George Washington
The Political Rise of America’s Founding Father
David O. Stewart
Dutton, New York, 2021, 576 pages
Book Review published on: September 23, 2022
Defense attorney turned author David O. Stewart provides a detailed account of the setbacks and successes that formed the personality and politics of our Nation’s Founding Father, George Washington. Stewart’s thoroughly referenced and indexed history provides a balanced approach to our country’s idolized, and often idealized, first president.
George Washington: The Political Rise of America’s Founding Father, begins in 1757 with the future president at perhaps his lowest point, alone, riding home from the Indian frontier, without leave from his commander, defeated, afflicted by the “bloody flux,” and questioning both his abilities and his worth. After both sides of the Atlantic celebrated him as a military hero at the age of twenty-two, his mercuric rise met with an equally rapid descent at the hands of the French and Native Americans in Western Virginia and Pennsylvania.
Stewart’s expressive writing keeps the attention of anyone with even a moderate interest in Washington’s past, providing the reader a view of the president’s life from his formative years through his short-lived retirement at Mount Vernon.

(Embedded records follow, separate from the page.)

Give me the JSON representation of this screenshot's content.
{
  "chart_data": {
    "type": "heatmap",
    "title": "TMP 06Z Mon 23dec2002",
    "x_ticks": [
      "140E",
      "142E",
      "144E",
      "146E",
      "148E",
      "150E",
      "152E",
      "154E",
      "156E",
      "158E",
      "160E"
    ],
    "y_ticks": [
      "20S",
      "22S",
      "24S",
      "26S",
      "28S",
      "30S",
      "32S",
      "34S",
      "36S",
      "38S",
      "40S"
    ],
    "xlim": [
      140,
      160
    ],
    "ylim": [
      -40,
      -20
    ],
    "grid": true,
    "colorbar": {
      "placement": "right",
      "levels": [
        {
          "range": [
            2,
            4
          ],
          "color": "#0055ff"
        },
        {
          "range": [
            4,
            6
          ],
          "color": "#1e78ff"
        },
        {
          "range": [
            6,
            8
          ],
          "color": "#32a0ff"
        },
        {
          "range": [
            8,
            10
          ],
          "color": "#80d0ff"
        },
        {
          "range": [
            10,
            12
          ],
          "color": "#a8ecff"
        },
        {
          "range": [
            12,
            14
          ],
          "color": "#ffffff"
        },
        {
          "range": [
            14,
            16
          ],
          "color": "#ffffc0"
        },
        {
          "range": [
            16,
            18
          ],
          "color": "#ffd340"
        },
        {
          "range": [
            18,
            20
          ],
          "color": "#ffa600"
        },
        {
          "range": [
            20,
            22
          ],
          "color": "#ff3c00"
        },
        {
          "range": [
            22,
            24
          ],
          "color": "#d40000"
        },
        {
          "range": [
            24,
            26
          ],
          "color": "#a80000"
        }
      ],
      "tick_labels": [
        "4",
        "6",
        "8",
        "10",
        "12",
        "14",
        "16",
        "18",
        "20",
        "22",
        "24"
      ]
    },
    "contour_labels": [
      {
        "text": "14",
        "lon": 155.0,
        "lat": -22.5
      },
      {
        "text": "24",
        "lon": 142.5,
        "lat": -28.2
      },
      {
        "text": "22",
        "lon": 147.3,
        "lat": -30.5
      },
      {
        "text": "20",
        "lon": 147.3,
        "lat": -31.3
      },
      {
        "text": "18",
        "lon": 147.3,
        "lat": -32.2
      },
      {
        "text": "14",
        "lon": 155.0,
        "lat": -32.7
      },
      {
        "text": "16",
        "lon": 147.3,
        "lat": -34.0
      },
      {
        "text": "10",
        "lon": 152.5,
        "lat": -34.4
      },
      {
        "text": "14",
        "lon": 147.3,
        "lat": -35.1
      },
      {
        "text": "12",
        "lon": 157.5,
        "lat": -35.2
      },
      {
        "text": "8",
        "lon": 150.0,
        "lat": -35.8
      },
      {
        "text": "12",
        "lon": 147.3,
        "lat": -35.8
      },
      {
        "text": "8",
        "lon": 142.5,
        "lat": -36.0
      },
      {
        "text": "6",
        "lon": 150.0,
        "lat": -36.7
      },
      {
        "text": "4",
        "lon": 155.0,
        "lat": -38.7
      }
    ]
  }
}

Each episode in his life provides a better understanding of how Washington’s detailed focus allowed him to study political approaches without committing himself, while learning the military and business trade through trial and error.
While Stewart continues with the refrain of Washington as a reluctant military and political leader, one must consider how and why he always seemed to be at the right places at the right times, with the appropriate set of friends. Thinking on Washington’s well-known love of the theater, I am left considering that this pastime may have provided him with the knowledge necessary to play a part for the national crowd, using the right lines, motions, and emotions at precisely the right moments.
Washington was a “Man of Business and Master of Slaves,” and Stewart explores the personal, economic, and social aspects of Washington’s ownership and willful use of enslaved Africans. This facet of the president’s life is neither glossed over nor written off as a vestige of time but laid bare for the reader to digest. The president’s journals provide that he ordered euphemistic “corrections” toward his slaves, while at the same time recognizing their humanity: “civility is no more than what all men are entitled to.” Yet one is faced with the fact that, even with this recognition of slave laborers and servants as fellow men, Washington did little to engender emancipation of “his people” until just before his passing, leaving a sinful stain on his legacy.
At times, Stewart stretches the historical context of Washington’s political setbacks through supposition of how Washington might have embraced these occurrences. This is most evident when he discusses Washington’s failure to achieve prominent positions during the Continental Congress. Even with these missteps in mind, the book’s overall description of Washington’s life far outweighs these minor discrepancies.
Ultimately, Stewart fulfills his stated purpose for researching and writing George Washington: The Political Rise of America’s Founding Father. By exploring the realities of the president’s life, Stewart provides the reader with a nuanced, personal understanding of our nation’s first political leader—"First in war, first in peace, and first in the hearts of his countrymen."